Hint: Using the formula we will first calculate the initial concentration value. Then using the given data we will calculate the rate constant or the rate constant.

Formula used: \[{\text{A}} = {{\text{A}}_{\text{o}}}{{\text{e}}^{ - {\text{Kt}}}}\]
Here A is the final volume, \[{{\text{A}}_{\text{o}}}\] is initial volume and K is the rate constant and t is time.

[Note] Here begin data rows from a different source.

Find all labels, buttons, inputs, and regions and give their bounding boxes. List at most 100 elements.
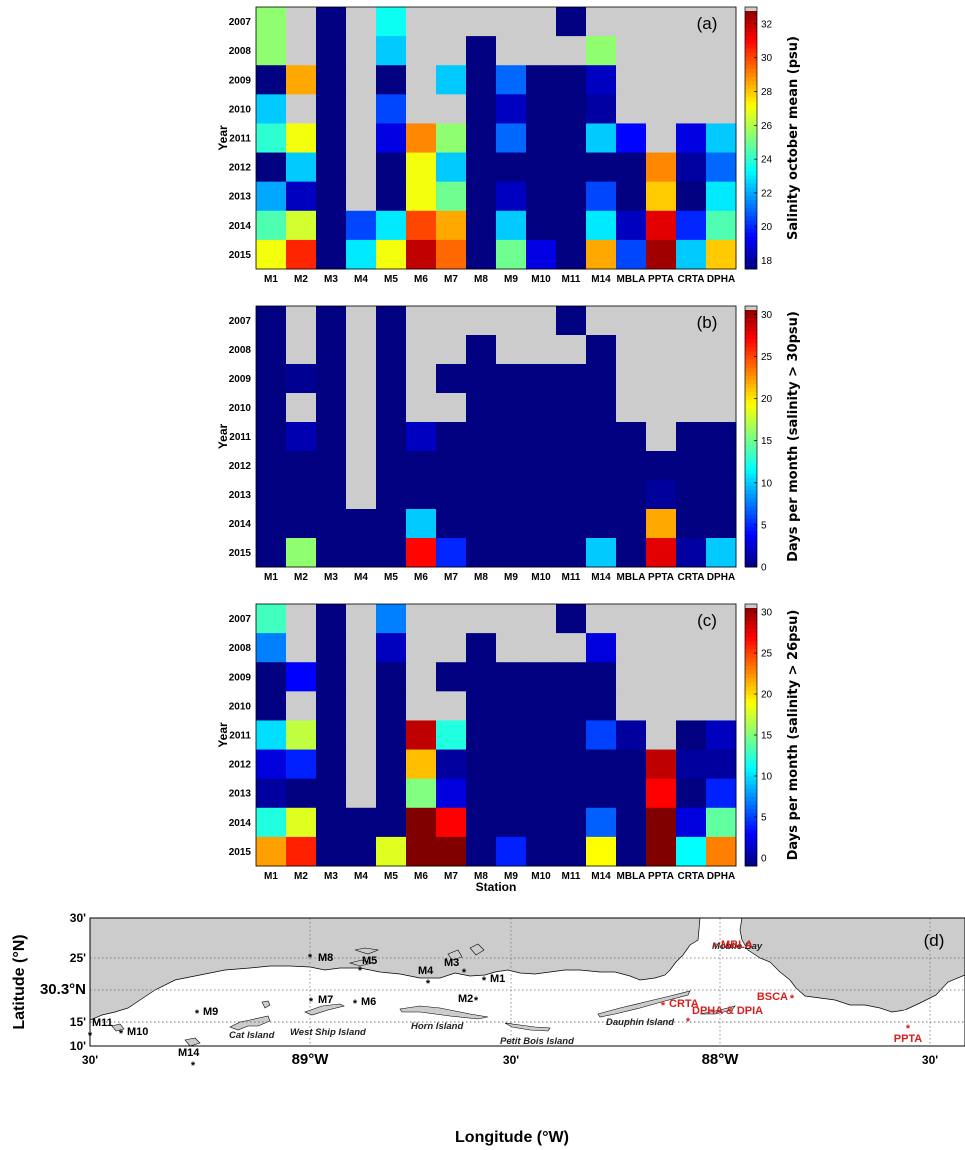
colorbar-segment: [745, 714, 757, 720]
colorbar-segment: [745, 784, 757, 789]
heatmap-cell: [706, 480, 737, 510]
heatmap-cell: [616, 509, 647, 539]
heatmap-cell: [706, 422, 737, 452]
colorbar-segment: [745, 314, 757, 319]
y-tick-label: 2007: [229, 17, 252, 28]
panel-label-d: (d): [924, 931, 945, 950]
station-label-red: BSCA: [757, 991, 788, 1003]
station-label: M8: [318, 952, 333, 964]
colorbar-segment: [745, 31, 757, 37]
y-tick-label: 2012: [229, 760, 252, 771]
map-y-tick-label: 30.3°N: [40, 981, 86, 998]
heatmap-cell: [496, 7, 527, 37]
x-tick-label: PPTA: [648, 871, 674, 882]
colorbar-segment: [745, 97, 757, 102]
heatmap-cell: [586, 123, 617, 154]
colorbar-segment: [745, 837, 757, 842]
heatmap-cell: [316, 65, 347, 95]
heatmap-cell: [406, 239, 437, 270]
colorbar-segment: [745, 371, 757, 376]
heatmap-cell: [646, 306, 677, 336]
colorbar-segment: [745, 232, 757, 237]
x-tick-label: M3: [324, 274, 338, 285]
heatmap-cell: [436, 720, 467, 751]
colorbar-segment: [745, 56, 757, 61]
y-axis-label: Year: [216, 423, 230, 449]
heatmap-cell: [586, 720, 617, 751]
heatmap-cell: [496, 364, 527, 394]
heatmap-cell: [526, 691, 557, 721]
heatmap-cell: [316, 509, 347, 539]
heatmap-cell: [406, 94, 437, 124]
map-land: [90, 918, 965, 1046]
heatmap-cell: [346, 181, 377, 212]
heatmap-cell: [616, 836, 647, 867]
y-tick-label: 2015: [229, 250, 252, 261]
heatmap-cell: [556, 662, 587, 692]
heatmap-cell: [586, 306, 617, 336]
heatmap-cell: [556, 807, 587, 838]
heatmap-cell: [316, 364, 347, 394]
heatmap-cell: [406, 807, 437, 838]
place-mobile-bay: Mobile Bay: [712, 941, 763, 952]
heatmap-cell: [706, 451, 737, 481]
heatmap-cell: [346, 691, 377, 721]
heatmap-cell: [556, 36, 587, 66]
heatmap-cell: [706, 65, 737, 95]
heatmap-cell: [406, 181, 437, 212]
heatmap-cell: [286, 335, 317, 365]
x-tick-label: M4: [354, 871, 368, 882]
colorbar-segment: [745, 150, 757, 155]
y-axis-label: Year: [216, 722, 230, 748]
heatmap-cell: [286, 210, 317, 241]
heatmap-cell: [256, 364, 287, 394]
heatmap-cell: [466, 335, 497, 365]
heatmap-cell: [706, 509, 737, 539]
heatmap-cell: [376, 691, 407, 721]
colorbar-segment: [745, 493, 757, 499]
heatmap-cell: [526, 604, 557, 634]
y-tick-label: 2015: [229, 548, 252, 559]
place-west-ship-island: West Ship Island: [290, 1027, 366, 1038]
heatmap-cell: [256, 538, 287, 568]
heatmap-cell: [256, 633, 287, 663]
heatmap-cell: [286, 778, 317, 809]
x-tick-label: M11: [562, 572, 581, 583]
colorbar-segment: [745, 170, 757, 176]
heatmap-cell: [706, 123, 737, 154]
colorbar-segment: [745, 612, 757, 617]
heatmap-cell: [616, 306, 647, 336]
heatmap-cell: [646, 749, 677, 780]
heatmap-cell: [316, 749, 347, 780]
heatmap-cell: [496, 210, 527, 241]
heatmap-cell: [286, 538, 317, 568]
y-tick-label: 2009: [229, 75, 252, 86]
heatmap-cell: [316, 538, 347, 568]
heatmap-cell: [646, 451, 677, 481]
heatmap-cell: [286, 36, 317, 66]
heatmap-cell: [376, 306, 407, 336]
station-marker-red: *: [661, 1000, 666, 1012]
heatmap-cell: [586, 662, 617, 692]
heatmap-cell: [256, 181, 287, 212]
heatmap-cell: [586, 836, 617, 867]
heatmap-cell: [286, 422, 317, 452]
colorbar-label: Days per month (salinity > 26psu): [786, 610, 801, 861]
heatmap-cell: [436, 604, 467, 634]
colorbar-segment: [745, 183, 757, 188]
heatmap-cell: [556, 778, 587, 809]
heatmap-cell: [556, 836, 587, 867]
heatmap-cell: [646, 807, 677, 838]
heatmap-cell: [376, 451, 407, 481]
colorbar-segment: [745, 117, 757, 123]
heatmap-cell: [256, 836, 287, 867]
heatmap-cell: [436, 152, 467, 183]
heatmap-cell: [526, 239, 557, 270]
x-tick-label: MBLA: [617, 871, 646, 882]
y-tick-label: 2008: [229, 643, 252, 654]
heatmap-cell: [316, 239, 347, 270]
station-marker: *: [426, 978, 431, 990]
x-tick-label: DPHA: [707, 274, 735, 285]
heatmap-cell: [676, 662, 707, 692]
colorbar-segment: [745, 187, 757, 192]
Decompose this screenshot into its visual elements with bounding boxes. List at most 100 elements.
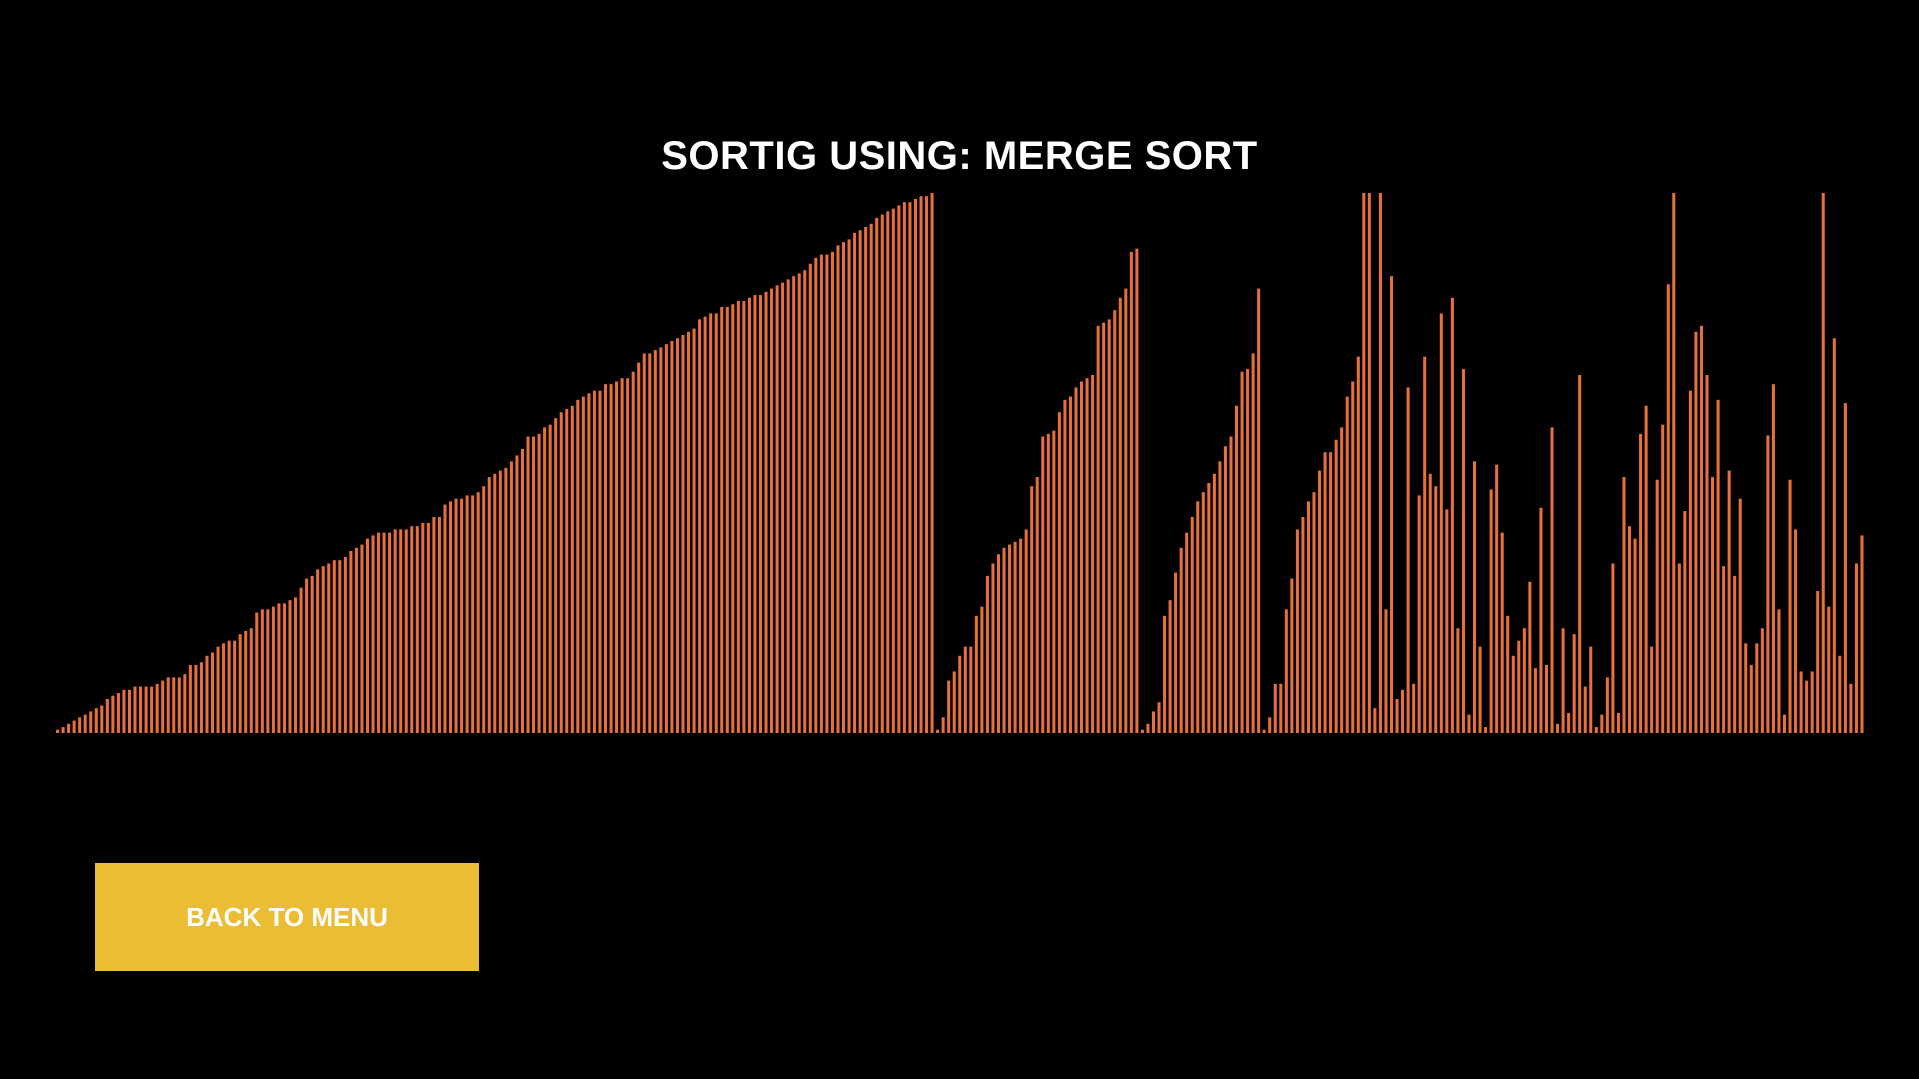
bar bbox=[1013, 541, 1017, 733]
bar bbox=[116, 693, 120, 733]
bar bbox=[1129, 251, 1133, 734]
bar bbox=[105, 698, 109, 733]
bar bbox=[1821, 193, 1825, 733]
bar bbox=[1384, 609, 1388, 733]
bar bbox=[127, 689, 131, 733]
bar bbox=[360, 544, 364, 733]
bar bbox=[747, 297, 751, 733]
bar bbox=[1688, 390, 1692, 733]
bar bbox=[161, 680, 165, 733]
bar bbox=[897, 205, 901, 734]
bar bbox=[1080, 381, 1084, 733]
bar bbox=[1661, 424, 1665, 733]
bar bbox=[1434, 486, 1438, 733]
bar bbox=[371, 535, 375, 733]
bar bbox=[260, 609, 264, 733]
bar bbox=[1711, 477, 1715, 733]
bar bbox=[548, 424, 552, 733]
bar bbox=[858, 230, 862, 733]
bar bbox=[1163, 615, 1167, 733]
bar bbox=[797, 273, 801, 733]
bar bbox=[139, 686, 143, 733]
bar bbox=[1218, 461, 1222, 733]
bar bbox=[1052, 430, 1056, 733]
bar bbox=[1572, 634, 1576, 733]
bar bbox=[1694, 331, 1698, 733]
bar bbox=[426, 522, 430, 733]
back-to-menu-button[interactable]: BACK TO MENU bbox=[95, 863, 479, 971]
bar bbox=[974, 615, 978, 733]
bar bbox=[310, 575, 314, 733]
bar bbox=[736, 301, 740, 733]
bar bbox=[559, 412, 563, 733]
bar bbox=[642, 353, 646, 733]
bar bbox=[482, 486, 486, 733]
bar bbox=[282, 603, 286, 733]
bar bbox=[1329, 452, 1333, 733]
bar bbox=[1439, 313, 1443, 733]
bar bbox=[880, 214, 884, 734]
bar bbox=[615, 381, 619, 733]
bar bbox=[1151, 711, 1155, 733]
bar bbox=[172, 677, 176, 733]
bar bbox=[1179, 547, 1183, 733]
bar bbox=[576, 399, 580, 733]
bar bbox=[631, 371, 635, 733]
bar bbox=[1644, 405, 1648, 733]
bar bbox=[1068, 396, 1072, 733]
bar bbox=[1102, 322, 1106, 733]
bar bbox=[792, 276, 796, 733]
bar bbox=[520, 448, 524, 733]
bar bbox=[1854, 563, 1858, 733]
bar bbox=[277, 603, 281, 733]
bar bbox=[89, 711, 93, 733]
bar bbox=[1489, 489, 1493, 733]
bar bbox=[1594, 727, 1598, 733]
bar bbox=[1467, 714, 1471, 733]
bar bbox=[825, 254, 829, 733]
bar bbox=[1650, 646, 1654, 733]
bar bbox=[437, 517, 441, 733]
bar bbox=[1616, 713, 1620, 733]
bar bbox=[1633, 538, 1637, 733]
bar bbox=[886, 211, 890, 734]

Complete step by step answer:
We will use the formula for the first order equation. At time equals to zero the initial concentration is \[22.8\] , this is what was given to us in the question. Time zero indicates that the reaction has not started yet. Hence the value of \[{{\text{A}}_{\text{o}}} = 22.8\]
Now we have been given the value of volume at time equals 600. Using time as 600 and the concentration A as \[13.8\] and the initial concentration \[{{\text{A}}_{\text{o}}} = 22.8\] in the formula we will get:
\[13.8 = 22.8 \times {{\text{e}}^{ - 600{\text{t}}}}\]
Now we will solve the equation as:
\[0.6052 = {{\text{e}}^{ - 600{\text{t}}}}\]
Natural log and exponential are reciprocal of each other and hence we will get:
\[\ln 0.6052 = \ln {{\text{e}}^{ - 600{\text{t}}}}\]
Substituting the log values we will get:
\[ - 0.50219 = - 600{\text{K}}\]
Rearranging this we will get the value of rate constant as:
\[{\text{K}} = 8.369 \times {10^{ - 4}}{{\text{s}}^ -1 }\]

Note: A first order reaction is that reaction in which rate of reaction is directly proportional to the concentration of reactant. For a zero order reaction the rate of reaction is independent of the initial concentration. Similarly for a second order reaction the rate of reaction is directly proportional to the second power of the reactant. Natural log has the base e whereas the log has the base 10. A rate constant is the constant of proportionality and is a function of temperature and nature of reaction.